Monday, October 16, 2017

Falvey Gives Twins A Leap In Year One

In looking back to some of the things I wrote about Derek Falvey and Thad Levine upon being hired last fall, I stumbled upon a piece that focused on Twins acquisitions. Namely, how well does Minnesota utilize the trade market, and does it work in their favor. You can read that piece here, but the conclusion was that Terry Ryan left plenty to be desired on that front. A year in, Falvey is providing reason for excitement.

Over the course of 2017, the Twins found themselves in a unique position and made a couple of swaps. Despite being positioned well above expectations, they found themselves fading at the deadline and moved some key players as sellers. As they rallied down the stretch and made the Wild Card game, the addition of young talent in the organization should only further the group as a whole in the future.

This season, Falvey sent Brandon Kintzler, John Ryan Murphy, and Huascar Ynoa out. The Ynoa move brought in Jaime Garcia for one start, prior to flipping him to the New York Yankees. The returns included strong prospects such as Zack Littell, Tyler Watson, and Gabriel Ynoa. A Triple-A, and big league ready, pitcher was included in Dietrich Enns, and Minnesota even nabbed some international bonus money. It's one thing to grade these deals on their own, but I think the more important note is what they as a whole say about Falvey.

First and foremost, the new front office was willing to go above and beyond to make sure the return benefitted them. In dealing for Jaime Garcia, the Twins gave up little in Ynoa because they were able to assume the bulk of the veteran starter's salary. They then essentially bought Littell from the Yankees by not sending any of Garcia's money with him. Falvey was able to orchestrate a set of moves that benefitted the organization in one of their greatest deficiencies (starting pitching) and the only cost was a monetary value.
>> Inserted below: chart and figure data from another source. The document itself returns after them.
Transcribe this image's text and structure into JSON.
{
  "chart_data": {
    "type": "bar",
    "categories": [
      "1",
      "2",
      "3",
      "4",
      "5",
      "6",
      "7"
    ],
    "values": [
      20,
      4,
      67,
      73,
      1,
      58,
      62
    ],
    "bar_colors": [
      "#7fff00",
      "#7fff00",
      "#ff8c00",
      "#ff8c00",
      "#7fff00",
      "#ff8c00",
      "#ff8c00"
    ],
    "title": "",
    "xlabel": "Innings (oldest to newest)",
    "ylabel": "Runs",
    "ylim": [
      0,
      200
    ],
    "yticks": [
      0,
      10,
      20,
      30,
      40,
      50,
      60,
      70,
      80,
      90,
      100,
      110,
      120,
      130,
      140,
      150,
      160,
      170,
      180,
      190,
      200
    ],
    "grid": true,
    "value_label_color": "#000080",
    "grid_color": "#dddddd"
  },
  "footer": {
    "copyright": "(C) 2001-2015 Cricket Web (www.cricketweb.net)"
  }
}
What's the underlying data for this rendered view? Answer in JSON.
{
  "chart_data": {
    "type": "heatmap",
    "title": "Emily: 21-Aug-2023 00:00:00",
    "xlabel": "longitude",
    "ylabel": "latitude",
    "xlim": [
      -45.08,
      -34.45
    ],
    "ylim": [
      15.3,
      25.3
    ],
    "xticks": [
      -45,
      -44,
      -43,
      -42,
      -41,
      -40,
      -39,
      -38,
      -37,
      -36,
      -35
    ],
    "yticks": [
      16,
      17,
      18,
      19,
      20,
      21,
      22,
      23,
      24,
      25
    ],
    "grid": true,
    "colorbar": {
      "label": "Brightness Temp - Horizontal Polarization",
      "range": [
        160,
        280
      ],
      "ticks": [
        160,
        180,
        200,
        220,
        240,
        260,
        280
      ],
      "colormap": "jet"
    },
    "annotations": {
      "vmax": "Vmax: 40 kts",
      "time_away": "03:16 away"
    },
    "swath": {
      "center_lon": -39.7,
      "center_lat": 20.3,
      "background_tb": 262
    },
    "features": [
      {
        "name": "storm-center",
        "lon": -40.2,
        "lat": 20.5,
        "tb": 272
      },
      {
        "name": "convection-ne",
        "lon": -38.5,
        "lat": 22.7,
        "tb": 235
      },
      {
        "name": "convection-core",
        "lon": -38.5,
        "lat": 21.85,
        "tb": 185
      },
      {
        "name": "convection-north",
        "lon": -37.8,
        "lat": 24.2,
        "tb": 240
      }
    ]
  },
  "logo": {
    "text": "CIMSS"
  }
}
The other standout for me was the acquisition of Gabriel Moya. Despite not being a flamethrower or an overpowering reliever, Moya's numbers at Double-A in 2017 were exceptional. John Ryan Murphy had no place in Minnesota, and had simply become a remnant of how bad the swap for Aaron Hicks really was. Falvey was able to acquire Moya, a player of value and need, in exchange for a guy that served no benefit to the organization going forward.

Heading into this offseason and beyond, it will be through adept trade acquisitions that Falvey and Levine can make their mark. While the Twins farm system isn't what it was, it is rich in certain areas, and that allows for the organization to use prospects as assets. There was a time that Terry Ryan either didn't part with those types of pieces, or you'd prefer he didn't in fear of the return. With the Twins positioned for a lengthened period of success, supplementing the big league roster is a must. That will come from both free agency as well as trades, and the gentlemen at the helm seem more than capable.

If there's a name I'd watch out for over the winter, it's probably Nick Gordon. With Royce Lewis in the system, and Wander Javier blossoming, shortstop may be among Minnesota's best area on the farm. Gordon alone isn't going to command top tier pitching, but he could be packaged along with other pieces to help the Twins in a different way than simply debuting on the roster.

Given baseball being an uncapped sport, teams are allowed to spend to their heart's content. That means organizations like Minnesota, without a massive TV deal, will always find it hard to play in the upper echelon of bankroll. Knowing what internal assets you posses, and how to use them, is going to be huge for the organization moving forward. It's been a very small sample size thus far, but there's nothing to suggest a cause for concern here.